Una noche, hace 200 años...

… los elementos se conjuraron para dar vida al monstruo emblemático de la modernidad: Frankestein.
IRENE HDEZ. VELASCO

 

Aquella inclemente noche del verano de hace dos siglos, cinco amigos ingleses tan brillantes como excéntricos se encontraban de vacaciones en Suiza. El primero en llegar hasta allí fue Lord Byron. El poeta tenía entonces 28 años, pero ya era una estrella, un fenómeno ante litteram. El 24 de abril de ese año mismo de 1816 había abandonado su Inglaterra natal para no regresar nunca más.

El año anterior su mujer, Annabella Milbanke, le había dado una hija, Ada Augusta, pero la esposa, harta del carácter del poeta y de sus escándalos sexuales (se decía que había tenido una hija de su hermanastra Augusta Leigh), había decidido separarse de él. Huyendo de la bancarrota y del repudio de la sociedad londinense, Byron hizo entonces las maletas y acompañado de su médico personal -el tímido John William Polidori, objeto frecuente de sus mofas-, de numerosa servidumbre, de toneladas de libros, muebles y animales domésticos, se plantó en Cologny, una recoleta localidad a orillas del lago Lemán y se instaló en Villa Diodati, un palacete porticado y rodeado de viñedos que había alquilado del 10 de junio al 1 de noviembre de 1816 y en el que John Milton ya se había alojado dos siglos antes.

Tampoco era lo que se dice un tipo muy convencional para la época Percy Shelley. El poeta, expulsado de Oxford, había sido desheredado por su padre al abandonar a su esposa e hijos tras enamorarse de una joven llamada Mary Wollstonecraft Goodwin, quien acabaría casándose con él y adoptando el nombre de Mary Shelley. La pareja -acompañada de Claire, la hermanastra de Mary- también escapó a Suiza. Allí, en la otra parte del lago Lemán respecto a la que estaba Byron, alquilaron una recoleta casita llamada Maison Chapuis.

Y entonces, la furia del rayo, la violencia de los volcanes y la fuerza de la naturaleza se aliaron para ayudar a alumbrar una de las criaturas más terroríficas jamás conocidas… Aunque la realidad es que todo empezó un año, en 1815. Y muy lejos, en la isla indonesia de Sumbawa. Allí, el volcán Tambora protagonizó durante diez días, del 5 al 15 de abril, una violenta erupción que lanzó a la atmósfera unos 100 kilómetros cúbicos de cenizas y alrededor de 400 millones de toneladas de gas, que se alzaron hacia los estratos más altos de la atmósfera en forma de una gigantesca columna de 44 kilómetros. Fue la erupción volcánica más potente registrada en 20.000 años, cuando concluyó la última era glacial. Y, por si fuera poco, había estado precedida de otras dos fuertes explosiones volcánicas -la que protagonizó en 1812 el Soufrière, en la isla caribeña de Saint Vicent , y la que dos años después tuvo lugar en el Mayón, un volcán filipino- que ya habían colmado la atmósfera del planeta de cenizas, gases y polvo.
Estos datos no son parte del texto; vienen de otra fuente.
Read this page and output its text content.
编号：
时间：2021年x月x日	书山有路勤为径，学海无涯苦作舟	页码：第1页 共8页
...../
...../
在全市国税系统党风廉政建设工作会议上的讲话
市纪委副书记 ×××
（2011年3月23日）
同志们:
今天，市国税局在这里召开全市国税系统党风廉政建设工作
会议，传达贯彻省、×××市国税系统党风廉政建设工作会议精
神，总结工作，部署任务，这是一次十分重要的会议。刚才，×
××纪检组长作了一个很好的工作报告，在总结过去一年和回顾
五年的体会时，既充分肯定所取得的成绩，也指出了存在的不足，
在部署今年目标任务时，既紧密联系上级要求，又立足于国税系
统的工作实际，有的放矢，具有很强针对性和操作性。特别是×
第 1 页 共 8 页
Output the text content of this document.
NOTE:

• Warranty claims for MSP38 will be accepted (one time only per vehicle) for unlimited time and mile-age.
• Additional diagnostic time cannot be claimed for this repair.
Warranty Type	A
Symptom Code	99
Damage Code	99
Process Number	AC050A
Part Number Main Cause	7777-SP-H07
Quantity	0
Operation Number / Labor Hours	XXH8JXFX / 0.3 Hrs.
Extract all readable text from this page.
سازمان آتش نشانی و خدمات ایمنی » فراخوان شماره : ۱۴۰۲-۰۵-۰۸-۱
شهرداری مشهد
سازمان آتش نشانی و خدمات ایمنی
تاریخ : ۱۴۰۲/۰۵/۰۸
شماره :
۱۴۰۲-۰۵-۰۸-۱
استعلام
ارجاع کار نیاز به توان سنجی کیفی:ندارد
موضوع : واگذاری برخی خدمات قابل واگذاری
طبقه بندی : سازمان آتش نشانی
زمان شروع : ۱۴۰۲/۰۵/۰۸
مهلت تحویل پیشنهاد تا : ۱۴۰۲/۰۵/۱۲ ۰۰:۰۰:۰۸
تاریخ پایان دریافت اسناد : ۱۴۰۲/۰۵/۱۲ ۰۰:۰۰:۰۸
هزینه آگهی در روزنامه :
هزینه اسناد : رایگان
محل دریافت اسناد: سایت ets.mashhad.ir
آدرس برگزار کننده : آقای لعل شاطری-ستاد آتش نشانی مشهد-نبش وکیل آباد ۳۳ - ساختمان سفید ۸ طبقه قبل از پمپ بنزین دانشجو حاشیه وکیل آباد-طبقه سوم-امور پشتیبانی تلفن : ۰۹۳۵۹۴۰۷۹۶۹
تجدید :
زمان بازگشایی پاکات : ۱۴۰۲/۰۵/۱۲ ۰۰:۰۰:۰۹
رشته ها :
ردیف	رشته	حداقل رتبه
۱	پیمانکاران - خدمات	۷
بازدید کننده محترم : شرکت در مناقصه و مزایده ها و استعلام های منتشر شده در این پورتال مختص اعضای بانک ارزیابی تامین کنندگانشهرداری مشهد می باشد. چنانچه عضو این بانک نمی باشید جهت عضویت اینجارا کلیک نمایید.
A causa de esas tres erupciones, una espesa nube de residuos volcánicos cubría el planeta, provocando que la luz del sol llegase a la superficie terrestre con mucha menos fuerza de lo habitual. Ese fenómeno dio por ejemplo lugar a increíbles puestas de sol, con explosiones cromáticas de morados y de rosas que Turner tan bien supo plasmar en sus marinas. Pero también desencadenó una bajada global de las temperaturas, al extenderse esa nube de humo y gases por todo el planeta impulsada a modo de ventilador por los vientos. Y a eso se sumó además que desde 1550 y hasta 1850, el hemisferio norte de la Tierra padeció la llamada ‘Pequeña Edad de Hielo’, un periodo de frío inusual que también provocó un descenso de los termómetros. Por todo ello, 1816 fue un año de un frío muy, muy severo, hasta el punto de pasar a la historia como “el año sin verano”. En junio de ese año, por ejemplo, Quebec estaba cubierto de 30 centímetros de nieve, el día 6 de ese mismo mes nevó en Nueva York, en julio y en agosto los ríos y los lagos de Pensilvania se helaron. Y Europa, que todavía se estaba recuperando de las guerras napoleónicas, vio como esa climatología malograba buena parte de sus cosechas, provocando una grave escasez de alimentos, hambrunas y saqueos de almacenes de grano en Gran Bretaña y Francia.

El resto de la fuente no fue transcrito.